Now, I write that the concept is not new because long ago in Internet time, back in 2005, government reform expert William D. Eggers wrote the book on Government 2.0, subtitled “Using Technology to Improve Education, Cut Red Tape, Reduce Gridlock, and Enhance Democracy.” (As an aside for lovers of political trivia, Eggers in 1998 was the Republican nominee in the race to replace Debra Bowen, our tech-embracing Secretary of State, in the Assembly).
Fast forward to 2009. O’Reilly, who appeared on my Web radio show back in March to talk about Gov 2.0 and his D.C. conference, is embracing a definition of “government as platform.” In this schema, which of course has its quibbling critics, government becomes a Twitter or an iPhone, providing core functions that allow pioneering citizens to build (and profit) off of them. O’Reilly points out arenas where the government has already served as platform, such as creation of the highway system and the Internet. I would add the National Institutes of Health’s contributions to commercial medical science, and the evolution of GPS.
Which brings us back to my opinion, which, in the frenetic world of tech-enabled reform, is perhaps as valid as any.

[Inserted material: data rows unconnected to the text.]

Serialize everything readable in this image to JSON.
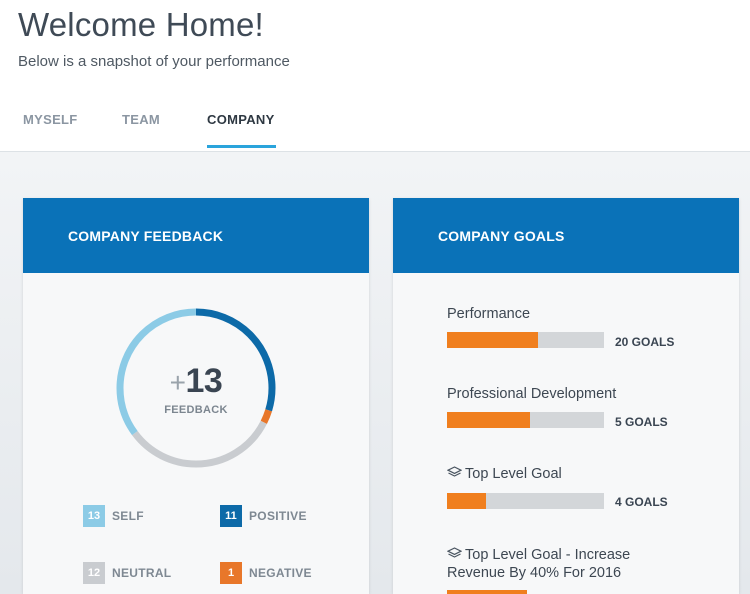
{
  "header": {
    "title": "Welcome Home!",
    "subtitle": "Below is a snapshot of your performance"
  },
  "tabs": [
    {
      "label": "MYSELF",
      "active": false
    },
    {
      "label": "TEAM",
      "active": false
    },
    {
      "label": "COMPANY",
      "active": true
    }
  ],
  "colors": {
    "accent": "#2aa4dc",
    "card_header": "#0a72b8",
    "self": "#8ccbe6",
    "positive": "#0d6aa8",
    "neutral": "#c9ccd0",
    "negative": "#e8772a",
    "goal_fill": "#f07f1e",
    "goal_track": "#d3d6d9"
  },
  "feedback": {
    "title": "COMPANY FEEDBACK",
    "total_prefix": "+",
    "total": "13",
    "total_label": "FEEDBACK",
    "legend": [
      {
        "count": "13",
        "label": "SELF"
      },
      {
        "count": "11",
        "label": "POSITIVE"
      },
      {
        "count": "12",
        "label": "NEUTRAL"
      },
      {
        "count": "1",
        "label": "NEGATIVE"
      }
    ]
  },
  "goals": {
    "title": "COMPANY GOALS",
    "items": [
      {
        "label": "Performance",
        "count": "20 GOALS",
        "progress": 0.58,
        "icon": ""
      },
      {
        "label": "Professional Development",
        "count": "5 GOALS",
        "progress": 0.53,
        "icon": ""
      },
      {
        "label": "Top Level Goal",
        "count": "4 GOALS",
        "progress": 0.25,
        "icon": "layers-icon"
      },
      {
        "label_line1": "Top Level Goal - Increase",
        "label_line2": "Revenue By 40% For 2016",
        "icon": "layers-icon"
      }
    ]
  }
}
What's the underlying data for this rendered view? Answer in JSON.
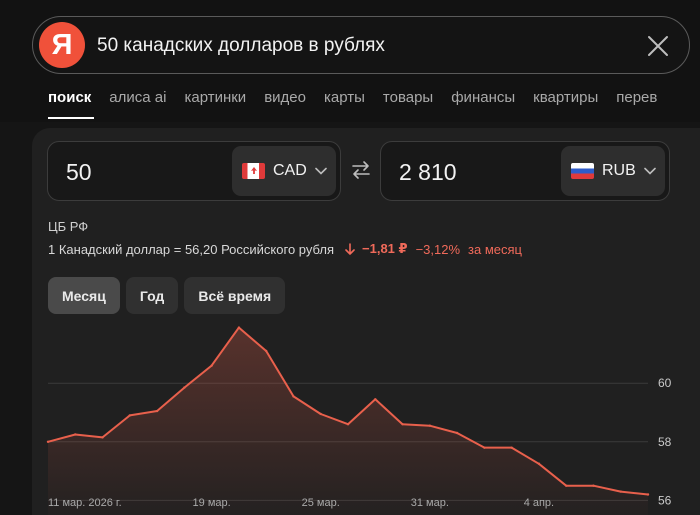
{
  "search": {
    "logo_letter": "Я",
    "query": "50 канадских долларов в рублях"
  },
  "tabs": [
    {
      "label": "поиск",
      "active": true
    },
    {
      "label": "алиса ai"
    },
    {
      "label": "картинки"
    },
    {
      "label": "видео"
    },
    {
      "label": "карты"
    },
    {
      "label": "товары"
    },
    {
      "label": "финансы"
    },
    {
      "label": "квартиры"
    },
    {
      "label": "перев"
    }
  ],
  "converter": {
    "from_amount": "50",
    "from_currency": "CAD",
    "to_amount": "2 810",
    "to_currency": "RUB",
    "source": "ЦБ РФ",
    "rate_text": "1 Канадский доллар = 56,20 Российского рубля",
    "change_abs": "−1,81 ₽",
    "change_pct": "−3,12%",
    "change_period": "за месяц"
  },
  "periods": {
    "month": "Месяц",
    "year": "Год",
    "all": "Всё время"
  },
  "colors": {
    "accent_line": "#e8604c",
    "negative": "#f06a5a",
    "logo": "#f0513a"
  },
  "chart_data": {
    "type": "area",
    "x": [
      "11 мар. 2026 г.",
      "12 мар.",
      "13 мар.",
      "14 мар.",
      "17 мар.",
      "18 мар.",
      "19 мар.",
      "20 мар.",
      "21 мар.",
      "24 мар.",
      "25 мар.",
      "26 мар.",
      "27 мар.",
      "28 мар.",
      "31 мар.",
      "1 апр.",
      "2 апр.",
      "3 апр.",
      "4 апр.",
      "5 апр.",
      "7 апр.",
      "8 апр.",
      "9 апр."
    ],
    "values": [
      58.0,
      58.25,
      58.15,
      58.9,
      59.05,
      59.85,
      60.6,
      61.9,
      61.1,
      59.55,
      58.95,
      58.6,
      59.45,
      58.6,
      58.55,
      58.3,
      57.8,
      57.8,
      57.25,
      56.5,
      56.5,
      56.3,
      56.2
    ],
    "x_tick_labels": [
      "11 мар. 2026 г.",
      "19 мар.",
      "25 мар.",
      "31 мар.",
      "4 апр."
    ],
    "x_tick_index": [
      0,
      6,
      10,
      14,
      18
    ],
    "y_ticks": [
      56,
      58,
      60
    ],
    "ylim": [
      55.5,
      62.5
    ],
    "grid": true
  }
}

I see Gov 2.0 as a convergence of three vast certain or potential trends: the 21st century version of the commons – government information meant to be free and shared; the rise of zero-cost communications and universal broadband (for a concise and powerful treatise on the subject, check out Thomas Malone’s 2004 “The Future of Work“); and the massive turnover in government employment as Baby Boomers retire and digital natives – a generation that has grown up alongside the Internet – join the public workforce in droves. In the best of worlds, these trends combine to create a vibrant populist democracy.
Certainly it’s worth thinking about.